It seems improbable that a case where the member states of the alliance could return to pre-Covid levels, due to the runaway prices and pressure from Washington.
The alliance of oil exporters, OPEC+, is due to establish a new strategy at their meeting on Wednesday, with an intense focus on their responses regarding soaring crude prices.
Directed by Saudi Arabia, the 13 core members of OPEC, in addition to the 10 states in OPEC+, spearheaded by Russia, find themselves between a rock and a hard place.
Following the severe output cuts agreed to in spring 2020 as a consequence of the backlash of the plunge in demand caused by the coronavirus pandemic, it still seems improbable that a case where the member states of the alliance could return to pre-Covid levels, even if on paper, due to the runaway prices and pressure from Washington.
Biden’s visit to the Kingdom; was it a show and no tell?
US President Joe Biden departed Washington and traveled to Saudi Arabia in mid-July despite his promise to make the country an outcast in light of the 2018 murder of journalist Jamal Khashoggi.
The rather controversial journey to the Kingdom was partially to persuade Riyadh to further alleviate the production taps to maintain the market’s stability and avoid the destitute rise of inflation, however, the fruit of the meeting will demonstrate if the journey was compelling or just for show.
“The US administration appears to be anticipating some good news but it’s hard to know whether that’s based on assurances during Biden’s trip or not,” stated Craig Erlam, analyst at Oanda, to AFP.

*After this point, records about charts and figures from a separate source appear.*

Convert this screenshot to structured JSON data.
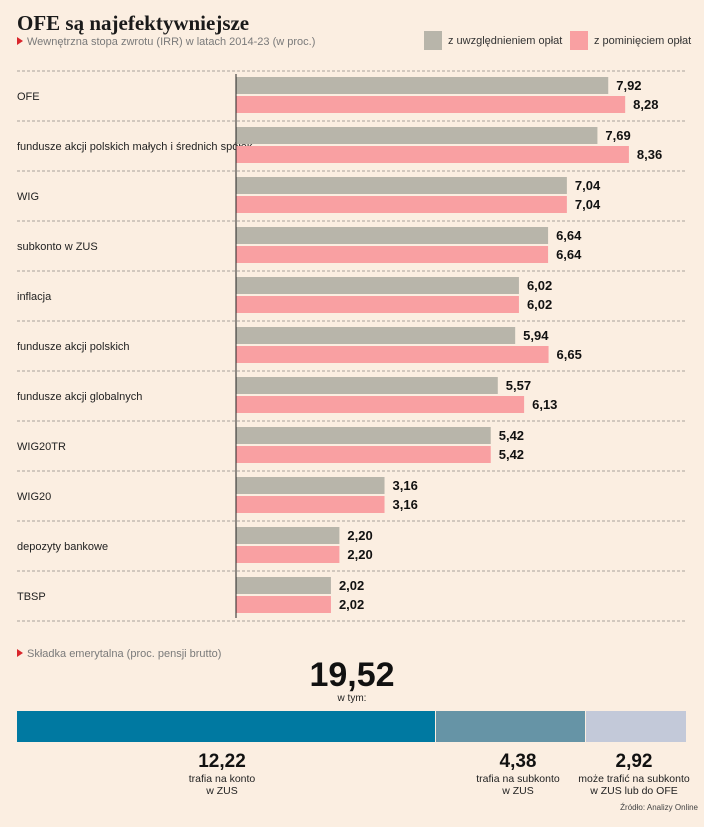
{
  "header": {
    "title": "OFE są najefektywniejsze",
    "subtitle": "Wewnętrzna stopa zwrotu (IRR) w latach 2014-23 (w proc.)"
  },
  "colors": {
    "with_fees": "#b8b5aa",
    "without_fees": "#f9a0a2",
    "seg1": "#0079a1",
    "seg2": "#6694a6",
    "seg3": "#c3c9d9"
  },
  "chart_data": [
    {
      "type": "bar",
      "orientation": "horizontal",
      "title": "OFE są najefektywniejsze",
      "subtitle": "Wewnętrzna stopa zwrotu (IRR) w latach 2014-23 (w proc.)",
      "legend_position": "top-right",
      "categories": [
        "OFE",
        "fundusze akcji polskich małych i średnich spółek",
        "WIG",
        "subkonto w ZUS",
        "inflacja",
        "fundusze akcji polskich",
        "fundusze akcji globalnych",
        "WIG20TR",
        "WIG20",
        "depozyty bankowe",
        "TBSP"
      ],
      "series": [
        {
          "name": "z uwzględnieniem opłat",
          "color": "#b8b5aa",
          "values": [
            7.92,
            7.69,
            7.04,
            6.64,
            6.02,
            5.94,
            5.57,
            5.42,
            3.16,
            2.2,
            2.02
          ],
          "labels": [
            "7,92",
            "7,69",
            "7,04",
            "6,64",
            "6,02",
            "5,94",
            "5,57",
            "5,42",
            "3,16",
            "2,20",
            "2,02"
          ]
        },
        {
          "name": "z pominięciem opłat",
          "color": "#f9a0a2",
          "values": [
            8.28,
            8.36,
            7.04,
            6.64,
            6.02,
            6.65,
            6.13,
            5.42,
            3.16,
            2.2,
            2.02
          ],
          "labels": [
            "8,28",
            "8,36",
            "7,04",
            "6,64",
            "6,02",
            "6,65",
            "6,13",
            "5,42",
            "3,16",
            "2,20",
            "2,02"
          ]
        }
      ],
      "xlim": [
        0,
        9
      ],
      "grid": "dashed row separators"
    },
    {
      "type": "bar",
      "orientation": "stacked-horizontal",
      "title": "Składka emerytalna (proc. pensji brutto)",
      "total": 19.52,
      "total_label": "19,52",
      "total_sub": "w tym:",
      "segments": [
        {
          "value": 12.22,
          "label": "12,22",
          "desc": "trafia na konto\nw ZUS",
          "color": "#0079a1"
        },
        {
          "value": 4.38,
          "label": "4,38",
          "desc": "trafia na subkonto\nw ZUS",
          "color": "#6694a6"
        },
        {
          "value": 2.92,
          "label": "2,92",
          "desc": "może trafić na subkonto\nw ZUS lub do OFE",
          "color": "#c3c9d9"
        }
      ]
    }
  ],
  "source": "Źródło: Analizy Online"
}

Stephen Innes of SPI Asset Management declared, “It wouldn’t be a surprise to see the Saudis announce something that Biden could tout as a win to voters at home….”
Reaching pre-COVID levels is a shot in the dark
The London-based research institute, Energy Aspects, stated that OPEC+ could resort to adjusting its current agreement to maintain the increase of crude production capacities, with analysts cautioning otherwise. The alliance has already continuously failed to reach the production rates allotted and has constantly struggled to go back to pre-pandemic volumes.

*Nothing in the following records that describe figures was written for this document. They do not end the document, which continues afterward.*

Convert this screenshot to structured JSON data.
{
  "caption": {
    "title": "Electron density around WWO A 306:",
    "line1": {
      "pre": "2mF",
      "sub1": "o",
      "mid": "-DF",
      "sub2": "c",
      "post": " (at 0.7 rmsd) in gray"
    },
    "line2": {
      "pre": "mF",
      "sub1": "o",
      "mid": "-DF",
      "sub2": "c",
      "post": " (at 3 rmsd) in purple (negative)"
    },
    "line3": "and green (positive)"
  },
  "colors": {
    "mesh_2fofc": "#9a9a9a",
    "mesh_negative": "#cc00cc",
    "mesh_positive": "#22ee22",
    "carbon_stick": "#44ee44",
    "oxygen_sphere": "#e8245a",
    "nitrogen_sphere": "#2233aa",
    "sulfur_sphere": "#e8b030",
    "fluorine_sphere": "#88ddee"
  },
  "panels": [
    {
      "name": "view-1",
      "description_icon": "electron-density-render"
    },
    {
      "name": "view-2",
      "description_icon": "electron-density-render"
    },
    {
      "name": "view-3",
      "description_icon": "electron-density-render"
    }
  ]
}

OPEC+ will have to consider the fact that Russia’s interests – those of a key player in the alliance – fall paradoxical to those of Washington.

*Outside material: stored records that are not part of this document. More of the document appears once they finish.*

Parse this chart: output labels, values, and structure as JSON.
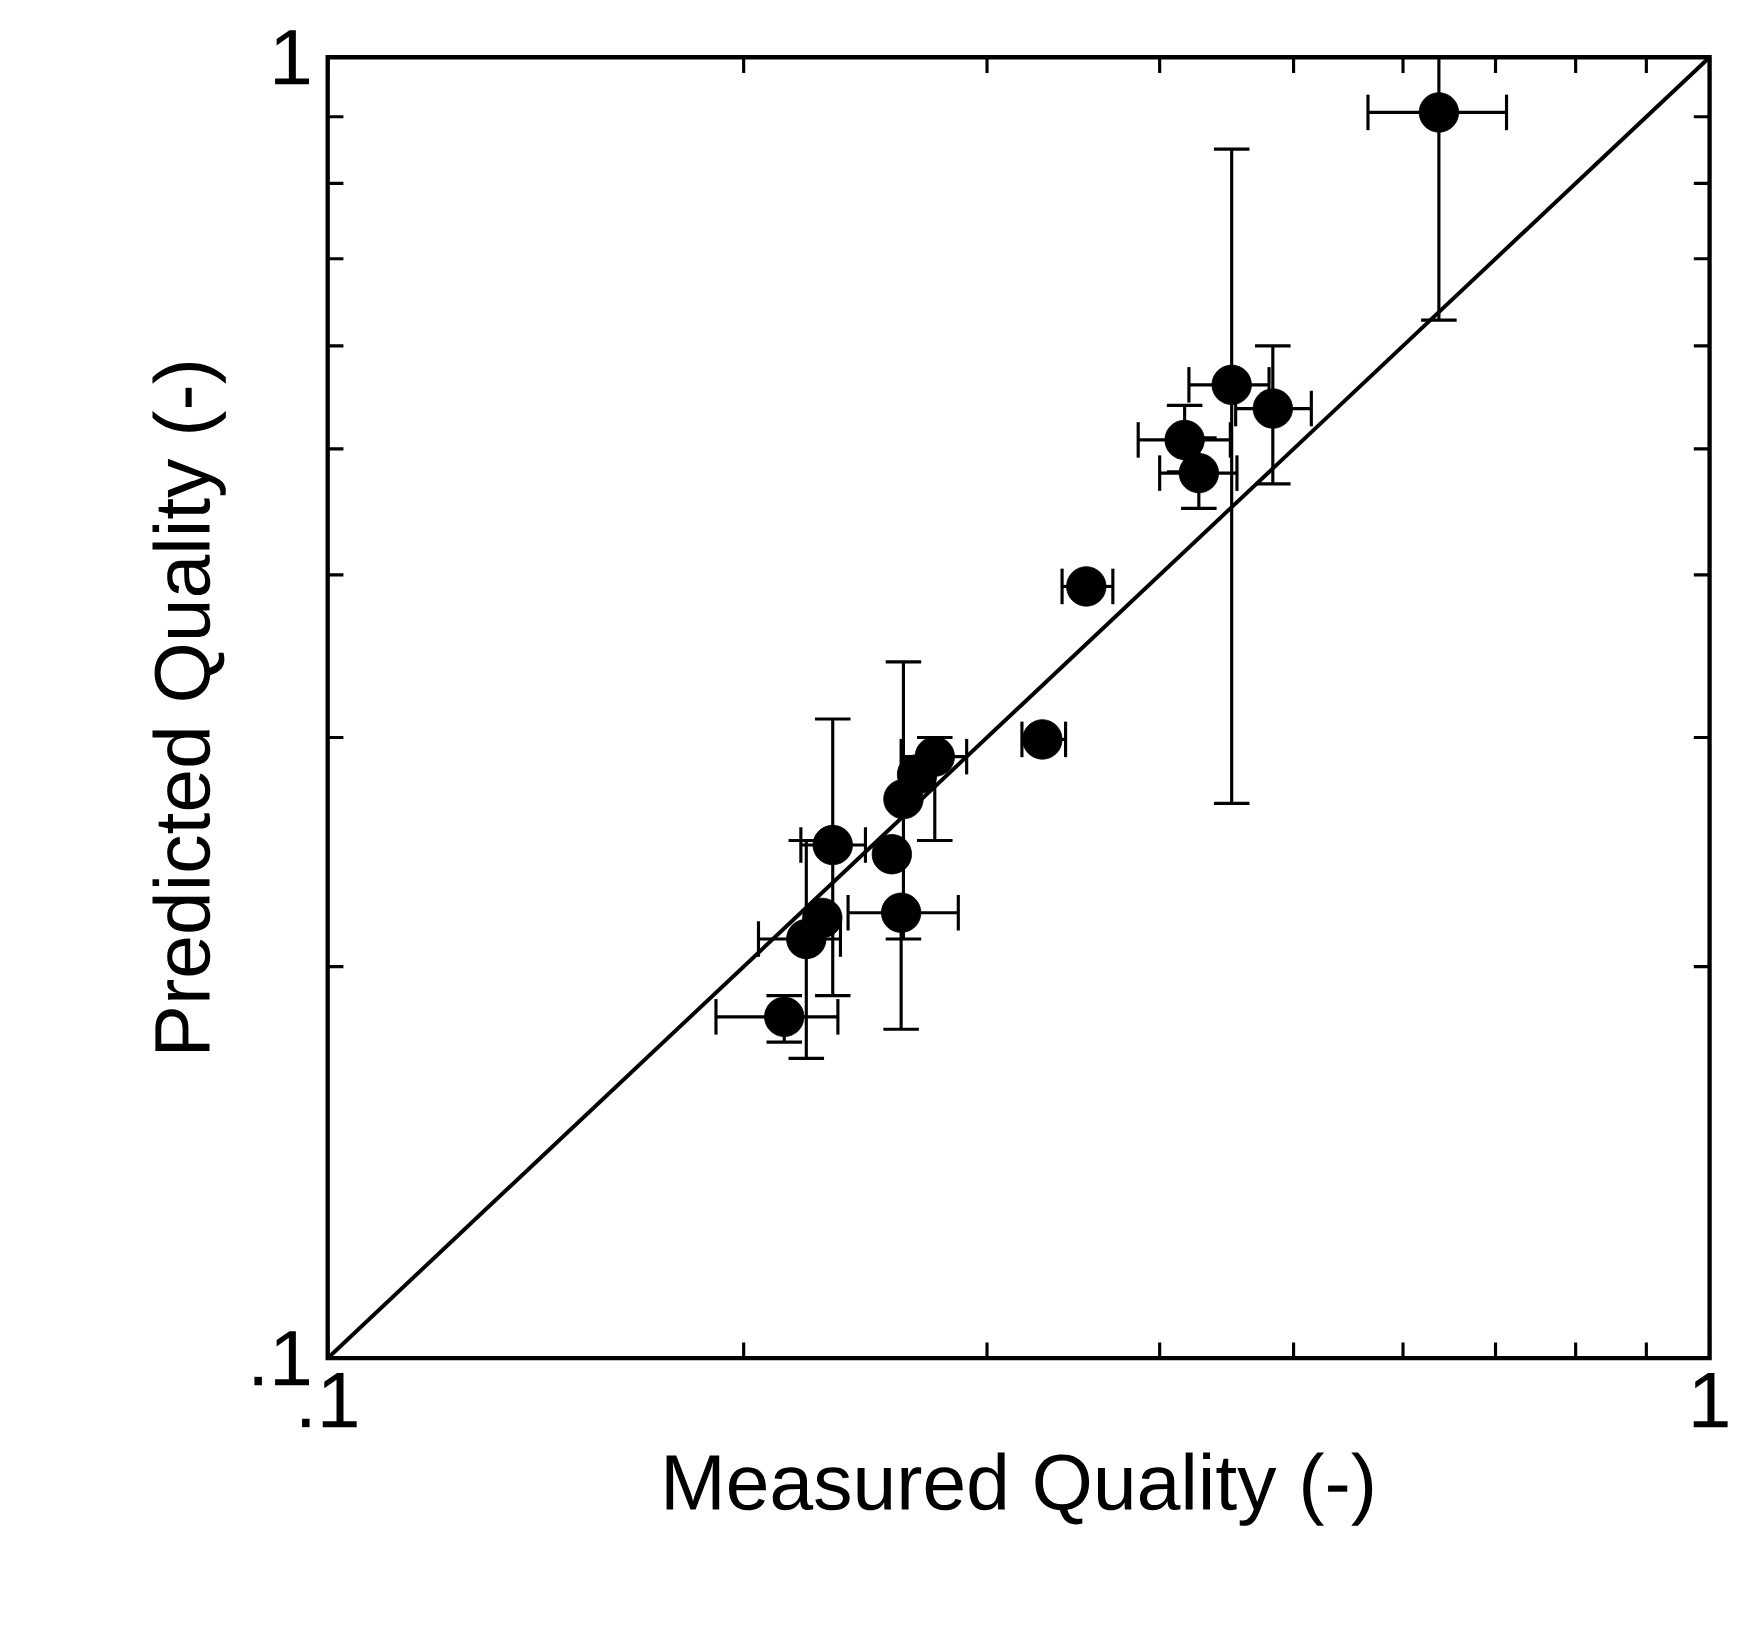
{
  "chart_data": {
    "type": "scatter",
    "xlabel": "Measured Quality (-)",
    "ylabel": "Predicted Quality (-)",
    "log": "xy",
    "xlim": [
      0.1,
      1
    ],
    "ylim": [
      0.1,
      1
    ],
    "xticks": [
      {
        "value": 0.1,
        "label": ".1"
      },
      1
    ],
    "yticks": [
      {
        "value": 0.1,
        "label": ".1"
      },
      1
    ],
    "series": [
      {
        "color": "#000000",
        "x": [
          0.637,
          0.451,
          0.483,
          0.417,
          0.427,
          0.354,
          0.329,
          0.275,
          0.267,
          0.261,
          0.256,
          0.232,
          0.26,
          0.228,
          0.222,
          0.214
        ],
        "values": [
          0.907,
          0.56,
          0.537,
          0.508,
          0.479,
          0.392,
          0.299,
          0.29,
          0.281,
          0.269,
          0.244,
          0.248,
          0.22,
          0.218,
          0.21,
          0.183
        ],
        "errors": [
          [
            0.628,
            1.0
          ],
          [
            0.267,
            0.85
          ],
          [
            0.47,
            0.6
          ],
          [
            0.48,
            0.54
          ],
          [
            0.45,
            0.51
          ],
          null,
          null,
          [
            0.25,
            0.3
          ],
          null,
          [
            0.21,
            0.343
          ],
          null,
          [
            0.19,
            0.31
          ],
          [
            0.179,
            0.22
          ],
          null,
          [
            0.17,
            0.25
          ],
          [
            0.175,
            0.19
          ]
        ],
        "xerrors": [
          [
            0.566,
            0.713
          ],
          [
            0.42,
            0.48
          ],
          [
            0.454,
            0.515
          ],
          [
            0.386,
            0.45
          ],
          [
            0.4,
            0.455
          ],
          [
            0.34,
            0.37
          ],
          [
            0.318,
            0.342
          ],
          [
            0.26,
            0.29
          ],
          null,
          null,
          null,
          [
            0.22,
            0.245
          ],
          [
            0.238,
            0.286
          ],
          null,
          [
            0.205,
            0.235
          ],
          [
            0.191,
            0.234
          ]
        ]
      },
      {
        "type": "line",
        "color": "#000000",
        "x": [
          0.1,
          1
        ],
        "values": [
          0.1,
          1
        ]
      }
    ]
  }
}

“Saudi Arabia has to walk a fine line,” warned Tamas Varga, analyst at PVM Energy.
The task entails permitting the US to save face while simultaneously pacifying Moscow to assure the balance of the alliance. Any decision reached on Wednesday’s meeting will have to be unanimous, which may prolong the duration of the meeting, which is anticipated to occur at approximately 1300 GMT on Wednesday (or 3 pm at the Vienna HQ) through videoconference.
“Any new OPEC+ deal aimed at further ramping up supplies is likely to be met with market skepticism, considering the supply constraints already evident within the alliance,” says Han Tan, chief market analyst at Exinity in the UAE.